The E2s4 source rocks were the primary hydrocarbon source kitchen in this stage. The charged crude oil in the reservoirs during this phase suffered no degradation (Figures 5 and 17).

Accumulation events in the Laizhou Bay Sag.
Conclusions
Two sets of hydrocarbon sources, E2s3 and E2s4, are developed in the Laizhou Bay Sag. The reservoirs in the KL16-1 low bulge include the Mz volcanic buried hill dissolved reservoirs and the Paleogene–Neogene sandstone porous reservoirs of delta-fluvial facies. The oil and gas generated in the sag migrated to the KL16-1 structural zone along the faults and unconformity surfaces to accumulate and form three plays, i.e. the Mz buried hill, Paleogene and Neogene, all of which have the features of composite reservoirs. The Biomarker compounds of the crude oil from the three plays in the Laizhou Bay Sag are characterized by low Pr/Ph, rather low gammacerane, high 4-methyl sterane and high dinosterane, which are very similar to the biomarker compounds of the E2s3 source rocks. E2s3 is the primary hydrocarbon source rock layer. The E2s3 source rocks entered the oil generation window 5.0 Ma ago, demonstrating the features of accumulation in the late period, and the oil property matches the maturity well in the reservoirs.

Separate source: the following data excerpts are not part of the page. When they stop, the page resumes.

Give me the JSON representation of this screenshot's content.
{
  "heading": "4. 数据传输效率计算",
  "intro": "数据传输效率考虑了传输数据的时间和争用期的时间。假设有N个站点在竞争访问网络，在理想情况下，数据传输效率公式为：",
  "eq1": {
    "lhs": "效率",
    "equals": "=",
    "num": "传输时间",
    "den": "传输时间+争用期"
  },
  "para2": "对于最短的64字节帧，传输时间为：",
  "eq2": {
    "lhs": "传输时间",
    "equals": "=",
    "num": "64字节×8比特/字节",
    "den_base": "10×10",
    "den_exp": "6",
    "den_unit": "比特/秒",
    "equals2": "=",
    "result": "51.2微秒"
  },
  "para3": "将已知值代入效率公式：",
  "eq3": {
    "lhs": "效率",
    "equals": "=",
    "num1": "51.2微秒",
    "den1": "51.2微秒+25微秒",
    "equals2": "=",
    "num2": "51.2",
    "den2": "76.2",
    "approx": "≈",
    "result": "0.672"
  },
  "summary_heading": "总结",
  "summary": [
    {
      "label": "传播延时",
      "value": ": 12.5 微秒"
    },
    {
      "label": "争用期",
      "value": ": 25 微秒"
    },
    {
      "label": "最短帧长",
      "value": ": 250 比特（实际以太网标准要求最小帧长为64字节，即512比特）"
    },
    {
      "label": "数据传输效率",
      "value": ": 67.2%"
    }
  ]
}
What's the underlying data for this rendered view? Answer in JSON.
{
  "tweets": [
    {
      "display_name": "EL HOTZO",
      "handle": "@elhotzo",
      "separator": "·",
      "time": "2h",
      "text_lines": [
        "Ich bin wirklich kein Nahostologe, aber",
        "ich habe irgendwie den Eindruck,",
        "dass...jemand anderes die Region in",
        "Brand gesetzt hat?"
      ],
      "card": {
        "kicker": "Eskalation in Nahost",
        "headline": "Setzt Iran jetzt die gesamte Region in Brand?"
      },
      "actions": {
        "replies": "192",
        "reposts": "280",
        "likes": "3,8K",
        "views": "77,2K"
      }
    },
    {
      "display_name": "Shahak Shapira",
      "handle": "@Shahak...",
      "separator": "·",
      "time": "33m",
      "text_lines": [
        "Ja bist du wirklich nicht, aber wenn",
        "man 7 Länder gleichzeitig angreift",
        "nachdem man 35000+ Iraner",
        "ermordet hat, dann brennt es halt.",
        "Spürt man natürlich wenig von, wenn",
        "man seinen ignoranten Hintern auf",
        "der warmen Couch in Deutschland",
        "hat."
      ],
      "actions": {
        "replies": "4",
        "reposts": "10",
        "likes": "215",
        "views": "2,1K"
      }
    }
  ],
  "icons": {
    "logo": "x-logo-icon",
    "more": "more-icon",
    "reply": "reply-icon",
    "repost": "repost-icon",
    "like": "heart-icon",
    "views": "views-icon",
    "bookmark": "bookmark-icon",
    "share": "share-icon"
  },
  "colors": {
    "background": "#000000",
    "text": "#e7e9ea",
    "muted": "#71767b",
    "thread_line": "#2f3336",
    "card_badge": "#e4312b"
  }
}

The three plays in KL16-1 experienced two phases of accumulation. Phase 1 happened about 5.0 Ma, when the E2s3 source rocks dominated, the high pressure fluid episodically charged the reservoirs quickly and all of the three plays were charged. Phase 2 happened from 5.0 Ma till now, when the E2s4 source rocks dominated, the high pressure fluid episodically charged the Neogene reservoir and Mz buried hill reservoir quickly and adjusted these reservoirs formed in Phase 1.